Gaza mengalami kondisi kemanusiaan yang semakin kritis, dengan pengepungan yang berlangsung lama semakin mengancam nyawa anak-anak dan orang tua. Dalam jumpa pers yang diselenggarakan secara daring dari Kantor PBB di Jenewa, Juliette Touma, Direktur Komunikasi Badan PBB untuk Pengungsi Palestina (UNRWA), menyebut situasi di Gaza sebagai “pembunuh diam-diam.” Ia menekankan bahwa anak-anak di Gaza tidur dalam keadaan lapar dan semakin terpuruk akibat blokade yang ketat.
Menurut Touma, hampir 5.000 truk bantuan yang siap untuk masuk ke Gaza terhambat masuknya akibat larangan dari Israel, menyebabkan banyak keluarga tidak bisa mendapatkan makanan yang mereka butuhkan. “Keputusan Israel sangat menghambat upaya kami untuk memberikan bantuan, membahayakan nyawa warga sipil yang tidak bisa melarikan diri dari serangan,” ujarnya, menyoroti tantangan yang dihadapi warga sipil, terutama anak-anak.
Kota Rafah, yang terletak di bagian selatan Gaza, menjadi salah satu daerah paling parah terdampak dari situasi ini. Sekitar 97% wilayah Rafah telah mengalami pengungsian paksa, memaksa sekitar 150.000 orang untuk kembali mengungsi. Sebelumnya, Rafah menjadi tempat berlindung bagi lebih dari 1,4 juta orang, tetapi kini banyak rumah dan fasilitas kesehatan yang hancur.

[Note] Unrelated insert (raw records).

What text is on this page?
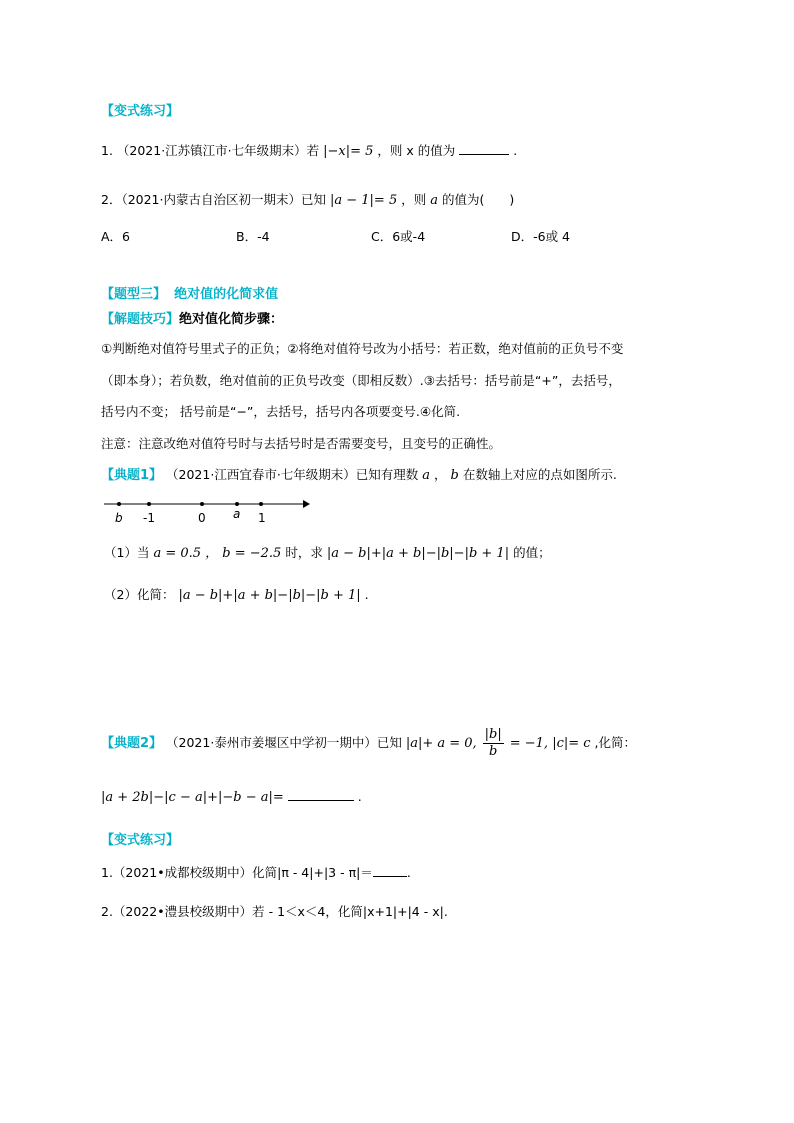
【变式练习】
1. （2021·江苏镇江市·七年级期末）若 |−x|= 5 ，则 x 的值为	.
2．（2021·内蒙古自治区初一期末）已知 |a − 1|= 5 ，则 a 的值为(　　)
A．6	B．-4	C．6或-4	D．-6或 4
【题型三】 绝对值的化简求值
【解题技巧】绝对值化简步骤：
①判断绝对值符号里式子的正负；②将绝对值符号改为小括号：若正数，绝对值前的正负号不变
（即本身）；若负数，绝对值前的正负号改变（即相反数）.③去括号：括号前是“+”，去括号，
括号内不变； 括号前是“−”，去括号，括号内各项要变号.④化简.
注意：注意改绝对值符号时与去括号时是否需要变号，且变号的正确性。
【典题1】 （2021·江西宜春市·七年级期末）已知有理数 a ， b 在数轴上对应的点如图所示.
b -1	0 a 1
（1）当 a = 0.5 ， b = −2.5 时，求 |a − b|+|a + b|−|b|−|b + 1| 的值；
（2）化简： |a − b|+|a + b|−|b|−|b + 1| .
【典题2】 （2021·泰州市姜堰区中学初一期中）已知 |a|+ a = 0, $\frac{|b|}{b} = -1$, |c|= c ,化简：
|a + 2b|−|c − a|+|−b − a|=	.
【变式练习】
1.（2021•成都校级期中）化简|π - 4|+|3 - π|＝	.
2.（2022•澧县校级期中）若 - 1＜x＜4，化简|x+1|+|4 - x|.
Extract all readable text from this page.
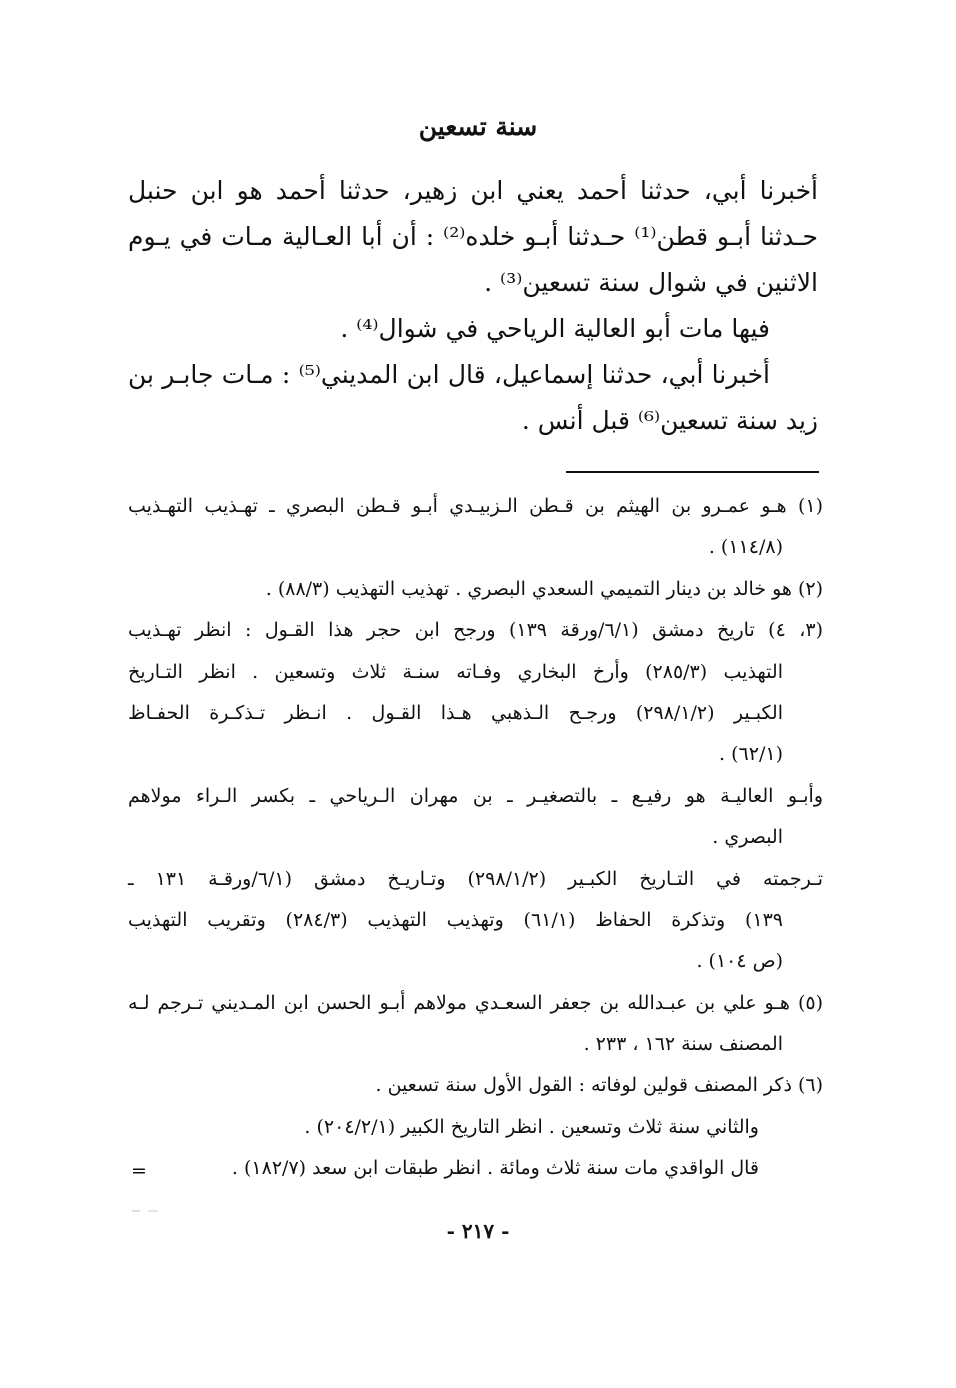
سنة تسعين
أخبرنا أبي، حدثنا أحمد يعني ابن زهير، حدثنا أحمد هو ابن حنبل
حـدثنا أبـو قطن⁽¹⁾ حـدثنا أبـو خلده⁽²⁾ : أن أبا العـالية مـات في يـوم
الاثنين في شوال سنة تسعين⁽³⁾ .
فيها مات أبو العالية الرياحي في شوال⁽⁴⁾ .
أخبرنا أبي، حدثنا إسماعيل، قال ابن المديني⁽⁵⁾ : مـات جابـر بن
زيد سنة تسعين⁽⁶⁾ قبل أنس .
(١) هـو عمـرو بن الهيثم بن قـطن الـزبيـدي أبـو قـطن البصري ـ تهـذيب التهـذيب
(١١٤/٨) .
(٢) هو خالد بن دينار التميمي السعدي البصري . تهذيب التهذيب (٨٨/٣) .
(٣، ٤) تاريخ دمشق (٦/١/ورقة ١٣٩) ورجح ابن حجر هذا القـول : انظر تهـذيب
التهذيب (٢٨٥/٣) وأرخ البخاري وفـاته سنـة ثلاث وتسعين . انظر التـاريخ
الكبـير (٢٩٨/١/٢) ورجـح الـذهبي هـذا القـول . انـظر تـذكـرة الحفـاظ
(٦٢/١) .
وأبـو العاليـة هو رفيـع ـ بالتصغيـر ـ بن مهران الـرياحي ـ بكسر الـراء مولاهم
البصري .
تـرجمته في التـاريخ الكبـير (٢٩٨/١/٢) وتـاريـخ دمشق (٦/١/ورقـة ١٣١ ـ
١٣٩) وتذكرة الحفاظ (٦١/١) وتهذيب التهذيب (٢٨٤/٣) وتقريب التهذيب
(ص ١٠٤) .
(٥) هـو علي بن عبـدالله بن جعفر السعـدي مولاهم أبـو الحسن ابن المـديني تـرجم لـه
المصنف سنة ١٦٢ ، ٢٣٣ .
(٦) ذكر المصنف قولين لوفاته : القول الأول سنة تسعين .
والثاني سنة ثلاث وتسعين . انظر التاريخ الكبير (٢٠٤/٢/١) .
قال الواقدي مات سنة ثلاث ومائة . انظر طبقات ابن سعد (١٨٢/٧) .
=
- ٢١٧ -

PBB memperkirakan bahwa lebih dari 90% penduduk Gaza telah kehilangan tempat tinggal mereka, dan sebagian besar di antara mereka harus mengungsi hingga 13 kali. Touma menggambarkan situasi tersebut sebagai sangat mengerikan, di mana warga terus berpindah-pindah tanpa tahu ke mana harus pergi, sambil tetap merasa tidak aman.
Data tambahan menunjukkan bahwa sejak konflik bersenjata meningkat pada akhir tahun 2023, lebih dari 50 staf UNRWA dilaporkan telah ditahan dan dianiaya oleh otoritas Israel. Ini semakin menyulitkan UNRWA untuk menjalankan misi kemanusiaan di lapangan. Keadaan keuangan UNRWA juga sangat genting, setelah sempat terhenti pada awal tahun 2024, sebagian besar donor kini kembali memberikan dana, kecuali Amerika Serikat. Namun, kebutuhan bantuan tetap sangat besar.
Selain itu, PBB juga menyampaikan peringatan keras mengenai risiko lumpuhnya layanan kesehatan di Gaza, yang akan semakin memperburuk situasi. Dengan fasilitas kesehatan yang rusak dan kurangnya pasokan obat-obatan serta air bersih, banyak warga sipil berisiko mengalami kondisi darurat kesehatan yang lebih serius.
Jelas bahwa pelanggaran hak asasi manusia yang berlangsung di Gaza memerlukan perhatian luas dari komunitas internasional. Masyarakat internasional didesak untuk memberikan dukungan, baik berupa bantuan kemanusiaan maupun diplomasi untuk mengakhiri konflik yang berkepanjangan ini. Rakyat Gaza, terutama anak-anak dan orang tua, berharap akan adanya perubahan yang dapat membawa mereka ke dalam kondisi kehidupan yang lebih manusiawi dan aman. Dalam masa-masa sulit ini, sangat penting bagi semua pihak untuk berperan aktif dalam mencari solusi yang damai.